Malgré l'instant solennel, certains ne parvenaient pas à dissimuler leur ressentiment envers Andrei, ce dernier avait donc choisi de rester légèrement à l'écart du groupe principal. Il ne souhaitait pas gâcher ce moment qui pour lui aussi revêtait une importance particulière. Il y avait quelques jours encore, cela ne l'aurait pas affecté avec autant de force, mais en ce jour, il disait adieu à quelqu'un qui lui était apparu comme un modèle dans ses tous derniers instants.

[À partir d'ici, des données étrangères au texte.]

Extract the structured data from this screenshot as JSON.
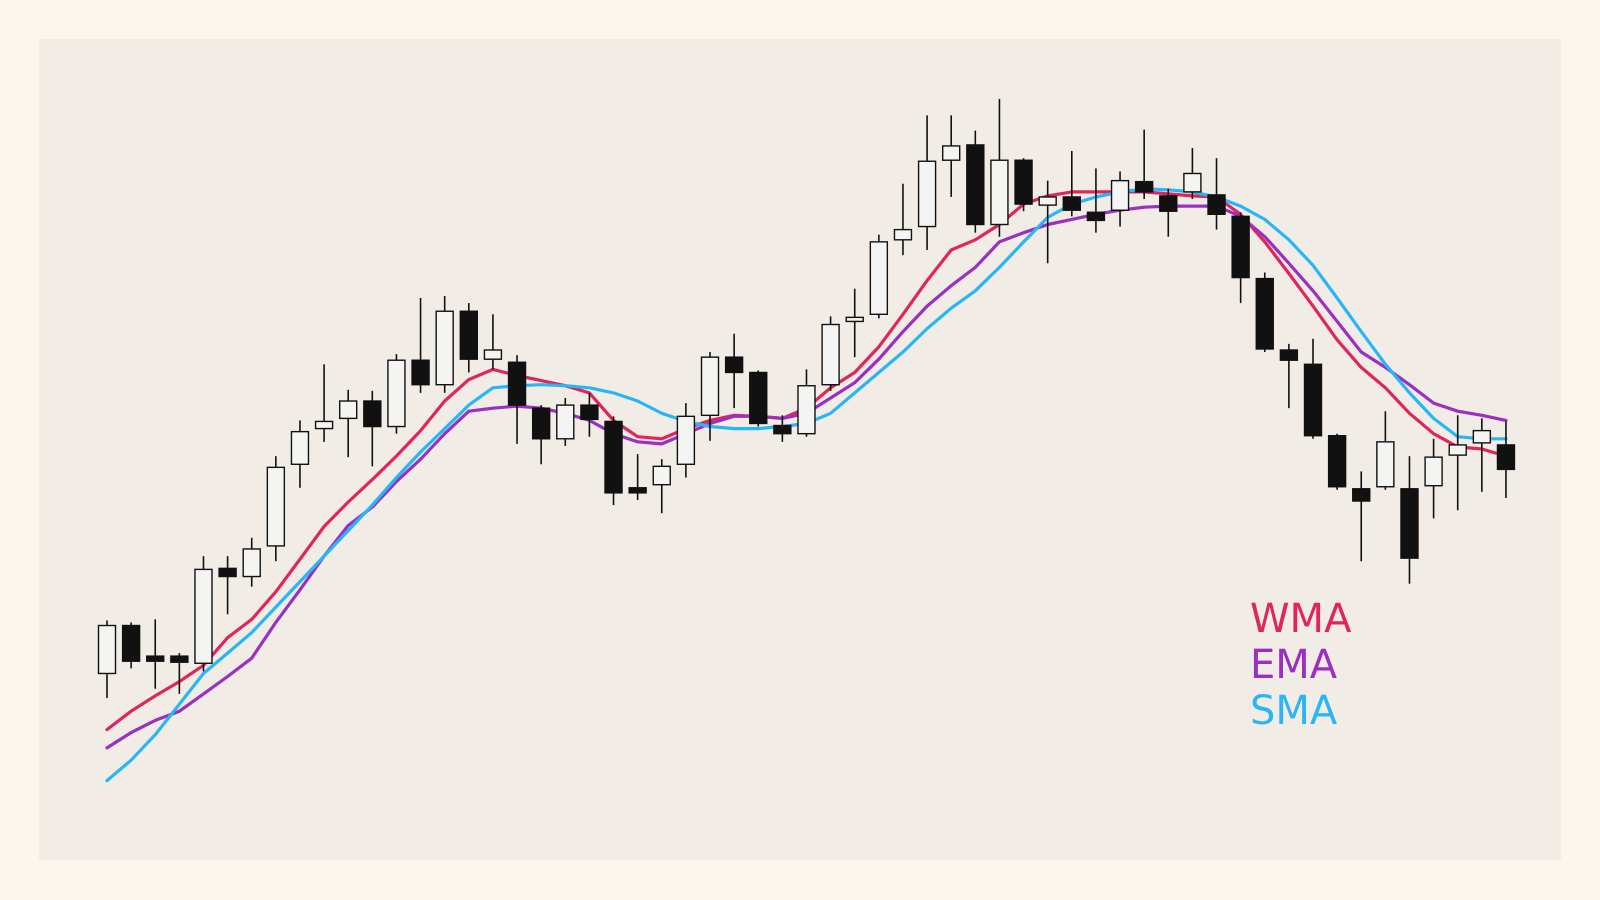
{
  "chart_data": {
    "type": "candlestick",
    "up_color": "#f4f4f2",
    "down_color": "#111111",
    "open": [
      240,
      287,
      257,
      257,
      250,
      343,
      335,
      365,
      445,
      480,
      490,
      507,
      482,
      547,
      523,
      595,
      548,
      545,
      500,
      470,
      503,
      487,
      422,
      425,
      445,
      493,
      550,
      535,
      483,
      475,
      523,
      585,
      592,
      665,
      678,
      743,
      758,
      680,
      743,
      699,
      707,
      692,
      694,
      722,
      708,
      712,
      709,
      688,
      627,
      557,
      543,
      473,
      421,
      423,
      421,
      424,
      454,
      466,
      464
    ],
    "high": [
      292,
      290,
      293,
      260,
      355,
      355,
      373,
      453,
      488,
      543,
      518,
      517,
      553,
      608,
      610,
      603,
      592,
      552,
      503,
      510,
      515,
      492,
      455,
      450,
      505,
      555,
      573,
      537,
      493,
      538,
      590,
      617,
      670,
      720,
      787,
      787,
      772,
      803,
      745,
      723,
      752,
      735,
      732,
      773,
      715,
      755,
      745,
      692,
      633,
      563,
      568,
      475,
      438,
      497,
      453,
      470,
      493,
      490,
      487
    ],
    "low": [
      216,
      245,
      225,
      220,
      242,
      298,
      325,
      350,
      422,
      467,
      452,
      443,
      475,
      515,
      515,
      535,
      538,
      465,
      445,
      463,
      472,
      405,
      410,
      397,
      432,
      468,
      500,
      482,
      467,
      472,
      517,
      550,
      588,
      650,
      655,
      707,
      672,
      668,
      693,
      642,
      688,
      672,
      678,
      705,
      668,
      705,
      675,
      603,
      555,
      500,
      470,
      420,
      350,
      420,
      328,
      392,
      400,
      418,
      412
    ],
    "close": [
      287,
      252,
      252,
      251,
      342,
      335,
      362,
      442,
      477,
      487,
      507,
      482,
      547,
      523,
      595,
      548,
      557,
      503,
      470,
      503,
      489,
      417,
      417,
      443,
      492,
      550,
      535,
      485,
      475,
      522,
      582,
      589,
      663,
      675,
      742,
      757,
      680,
      743,
      700,
      707,
      694,
      684,
      723,
      712,
      693,
      730,
      690,
      628,
      558,
      547,
      473,
      423,
      409,
      467,
      353,
      452,
      464,
      478,
      440
    ],
    "series": [
      {
        "name": "WMA",
        "color": "#e0245e",
        "values": [
          185,
          203,
          218,
          232,
          248,
          275,
          293,
          320,
          352,
          384,
          408,
          430,
          453,
          478,
          507,
          528,
          538,
          532,
          527,
          522,
          515,
          488,
          472,
          470,
          480,
          488,
          493,
          492,
          490,
          500,
          520,
          535,
          560,
          592,
          625,
          655,
          665,
          680,
          700,
          708,
          712,
          712,
          712,
          712,
          710,
          708,
          707,
          690,
          663,
          632,
          600,
          567,
          540,
          520,
          495,
          475,
          462,
          460,
          453
        ]
      },
      {
        "name": "EMA",
        "color": "#9b30c0",
        "values": [
          167,
          182,
          194,
          203,
          220,
          237,
          255,
          290,
          322,
          355,
          385,
          403,
          428,
          450,
          475,
          497,
          500,
          502,
          500,
          495,
          488,
          475,
          467,
          465,
          475,
          485,
          492,
          492,
          490,
          495,
          510,
          525,
          548,
          575,
          600,
          620,
          638,
          663,
          672,
          680,
          685,
          690,
          694,
          697,
          698,
          698,
          698,
          688,
          668,
          642,
          615,
          585,
          555,
          540,
          523,
          505,
          497,
          493,
          488
        ]
      },
      {
        "name": "SMA",
        "color": "#29b6f6",
        "values": [
          135,
          155,
          180,
          210,
          240,
          260,
          280,
          305,
          330,
          355,
          380,
          405,
          432,
          457,
          480,
          503,
          520,
          522,
          523,
          522,
          520,
          515,
          507,
          495,
          487,
          482,
          480,
          480,
          482,
          485,
          495,
          515,
          535,
          555,
          578,
          598,
          615,
          638,
          663,
          687,
          700,
          707,
          712,
          715,
          714,
          712,
          707,
          698,
          685,
          665,
          640,
          608,
          575,
          543,
          515,
          490,
          472,
          470,
          470
        ]
      }
    ]
  }
}
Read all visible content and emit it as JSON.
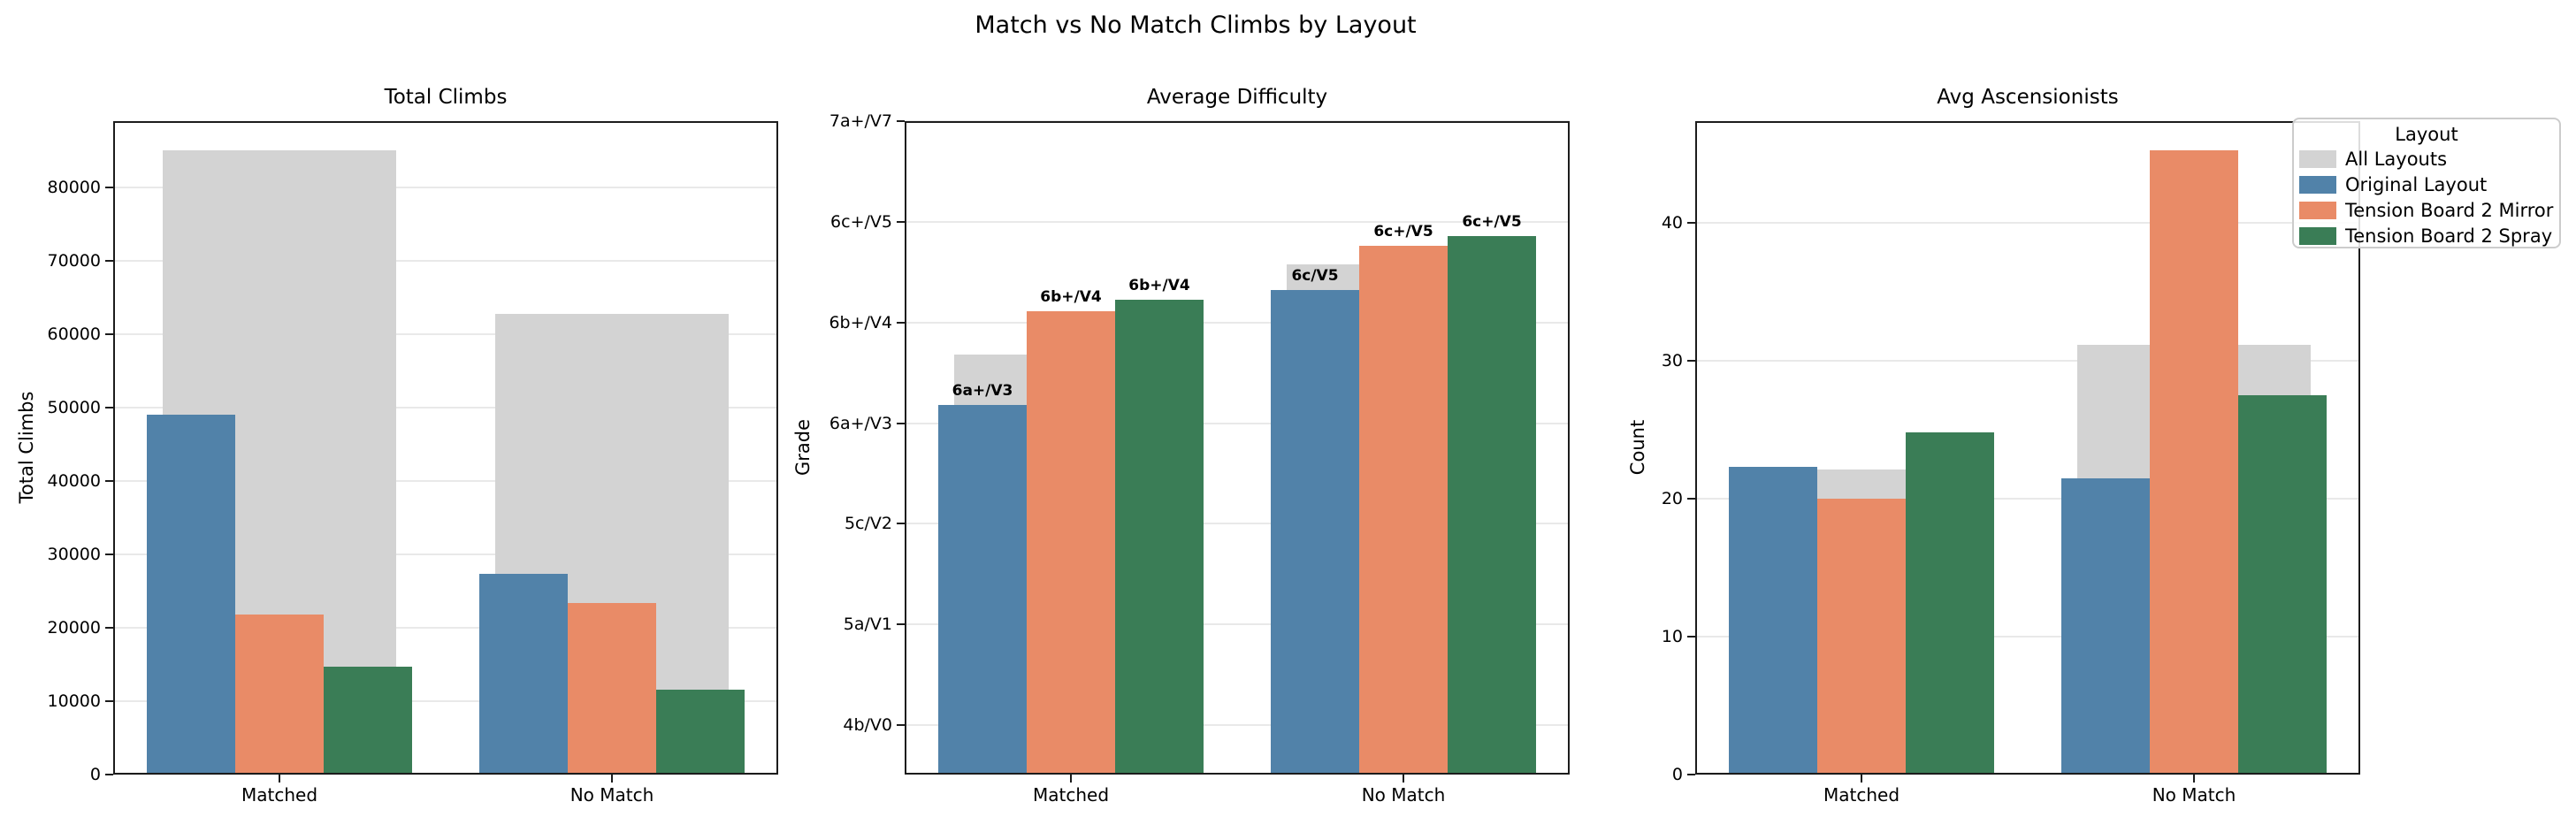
{
  "suptitle": "Match vs No Match Climbs by Layout",
  "legend": {
    "title": "Layout",
    "position": "top-right",
    "entries": [
      {
        "label": "All Layouts",
        "color": "#d3d3d3"
      },
      {
        "label": "Original Layout",
        "color": "#5182a9"
      },
      {
        "label": "Tension Board 2 Mirror",
        "color": "#e98b67"
      },
      {
        "label": "Tension Board 2 Spray",
        "color": "#3a7d56"
      }
    ]
  },
  "colors": {
    "all_layouts": "#d3d3d3",
    "original_layout": "#5182a9",
    "tension_board_2_mirror": "#e98b67",
    "tension_board_2_spray": "#3a7d56",
    "grid": "#e9e9e9",
    "spine": "#1c1c1c"
  },
  "chart_data": [
    {
      "type": "bar",
      "title": "Total Climbs",
      "ylabel": "Total Climbs",
      "xlabel": "",
      "categories": [
        "Matched",
        "No Match"
      ],
      "ylim": [
        0,
        89000
      ],
      "grid": true,
      "yticks": [
        {
          "value": 0,
          "label": "0"
        },
        {
          "value": 10000,
          "label": "10000"
        },
        {
          "value": 20000,
          "label": "20000"
        },
        {
          "value": 30000,
          "label": "30000"
        },
        {
          "value": 40000,
          "label": "40000"
        },
        {
          "value": 50000,
          "label": "50000"
        },
        {
          "value": 60000,
          "label": "60000"
        },
        {
          "value": 70000,
          "label": "70000"
        },
        {
          "value": 80000,
          "label": "80000"
        }
      ],
      "series": [
        {
          "name": "All Layouts",
          "color": "#d3d3d3",
          "wide": true,
          "values": [
            85000,
            62800
          ]
        },
        {
          "name": "Original Layout",
          "color": "#5182a9",
          "slot": 0,
          "values": [
            49000,
            27300
          ]
        },
        {
          "name": "Tension Board 2 Mirror",
          "color": "#e98b67",
          "slot": 1,
          "values": [
            21800,
            23400
          ]
        },
        {
          "name": "Tension Board 2 Spray",
          "color": "#3a7d56",
          "slot": 2,
          "values": [
            14700,
            11600
          ]
        }
      ]
    },
    {
      "type": "bar",
      "title": "Average Difficulty",
      "ylabel": "Grade",
      "xlabel": "",
      "categories": [
        "Matched",
        "No Match"
      ],
      "ylim": [
        -0.49,
        6
      ],
      "grid": true,
      "yticks": [
        {
          "value": 0,
          "label": "4b/V0"
        },
        {
          "value": 1,
          "label": "5a/V1"
        },
        {
          "value": 2,
          "label": "5c/V2"
        },
        {
          "value": 3,
          "label": "6a+/V3"
        },
        {
          "value": 4,
          "label": "6b+/V4"
        },
        {
          "value": 5,
          "label": "6c+/V5"
        },
        {
          "value": 6,
          "label": "7a+/V7"
        }
      ],
      "series": [
        {
          "name": "All Layouts",
          "color": "#d3d3d3",
          "wide": true,
          "values": [
            3.68,
            4.58
          ]
        },
        {
          "name": "Original Layout",
          "color": "#5182a9",
          "slot": 0,
          "values": [
            3.18,
            4.32
          ],
          "bar_labels": [
            "6a+/V3",
            "6c/V5"
          ]
        },
        {
          "name": "Tension Board 2 Mirror",
          "color": "#e98b67",
          "slot": 1,
          "values": [
            4.11,
            4.76
          ],
          "bar_labels": [
            "6b+/V4",
            "6c+/V5"
          ]
        },
        {
          "name": "Tension Board 2 Spray",
          "color": "#3a7d56",
          "slot": 2,
          "values": [
            4.23,
            4.86
          ],
          "bar_labels": [
            "6b+/V4",
            "6c+/V5"
          ]
        }
      ]
    },
    {
      "type": "bar",
      "title": "Avg Ascensionists",
      "ylabel": "Count",
      "xlabel": "",
      "categories": [
        "Matched",
        "No Match"
      ],
      "ylim": [
        0,
        47.4
      ],
      "grid": true,
      "yticks": [
        {
          "value": 0,
          "label": "0"
        },
        {
          "value": 10,
          "label": "10"
        },
        {
          "value": 20,
          "label": "20"
        },
        {
          "value": 30,
          "label": "30"
        },
        {
          "value": 40,
          "label": "40"
        }
      ],
      "series": [
        {
          "name": "All Layouts",
          "color": "#d3d3d3",
          "wide": true,
          "values": [
            22.1,
            31.2
          ]
        },
        {
          "name": "Original Layout",
          "color": "#5182a9",
          "slot": 0,
          "values": [
            22.3,
            21.5
          ]
        },
        {
          "name": "Tension Board 2 Mirror",
          "color": "#e98b67",
          "slot": 1,
          "values": [
            20.0,
            45.3
          ]
        },
        {
          "name": "Tension Board 2 Spray",
          "color": "#3a7d56",
          "slot": 2,
          "values": [
            24.8,
            27.5
          ]
        }
      ]
    }
  ]
}
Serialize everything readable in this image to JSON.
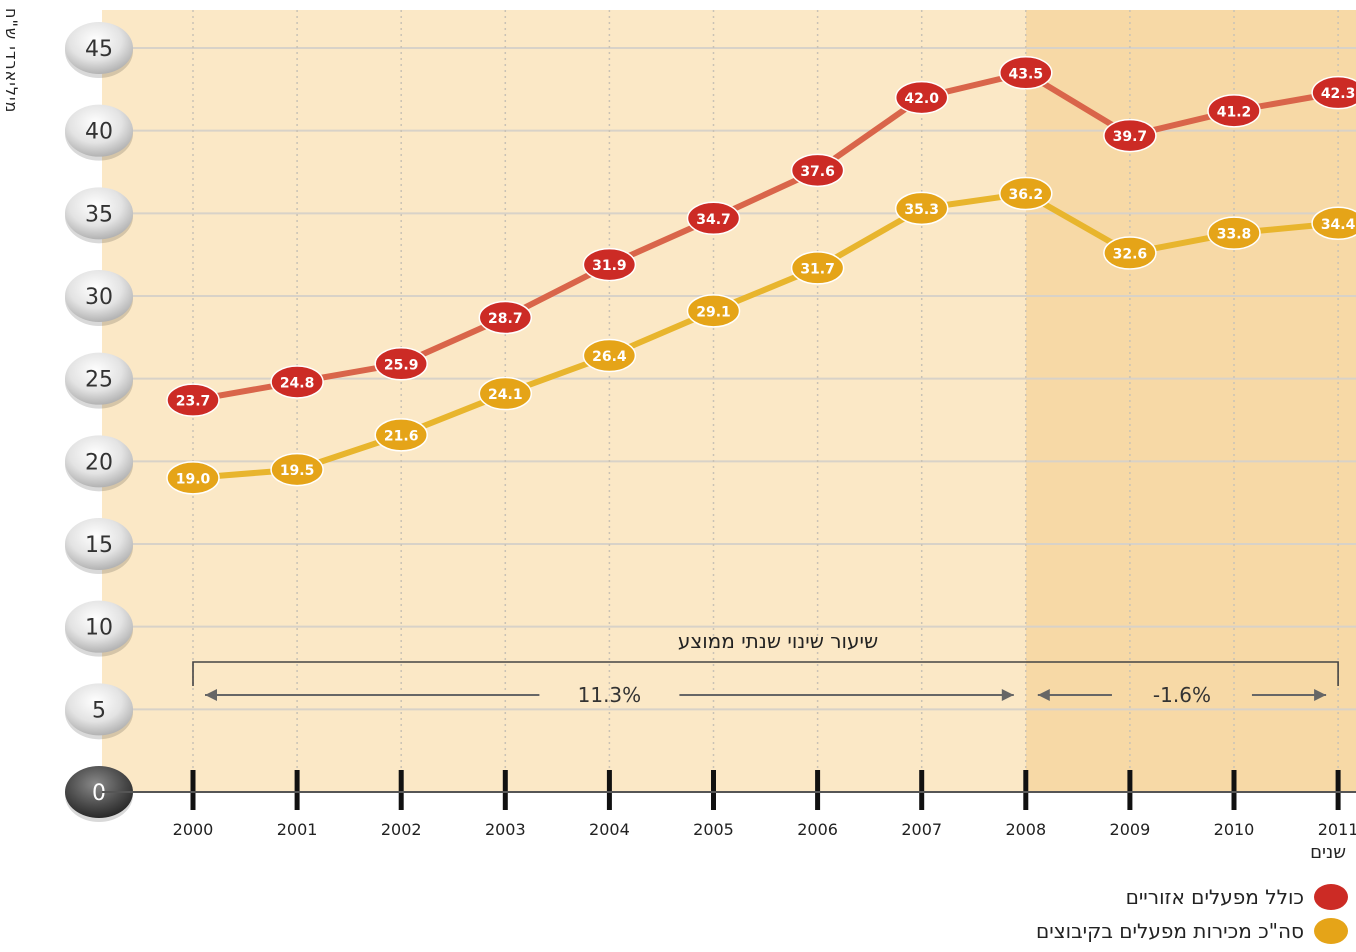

Certains yeux demeuraient secs, tandis que d'autres étaient emplis de larmes, mais tous brillaient de la même lueur du deuil, tandis que les chants décroissaient.
- … ami, articula doucement Einar alors que les dernières pierres venaient finir de combler l'espace au-dessus de la tombe d'Oreste.
- J'ai cru que tu nous avais lâchés à un moment, lança Nikolaï en tournant son regard vers son camarade.
- Non, j'avais juste envie d'être un peu seul au début, pour pouvoir me préparer à ce moment.
Hochant la tête en signe de compréhension, le Cheval des Mers ne vit pas que les mains du Kraken tremblaient, se crispant involontairement.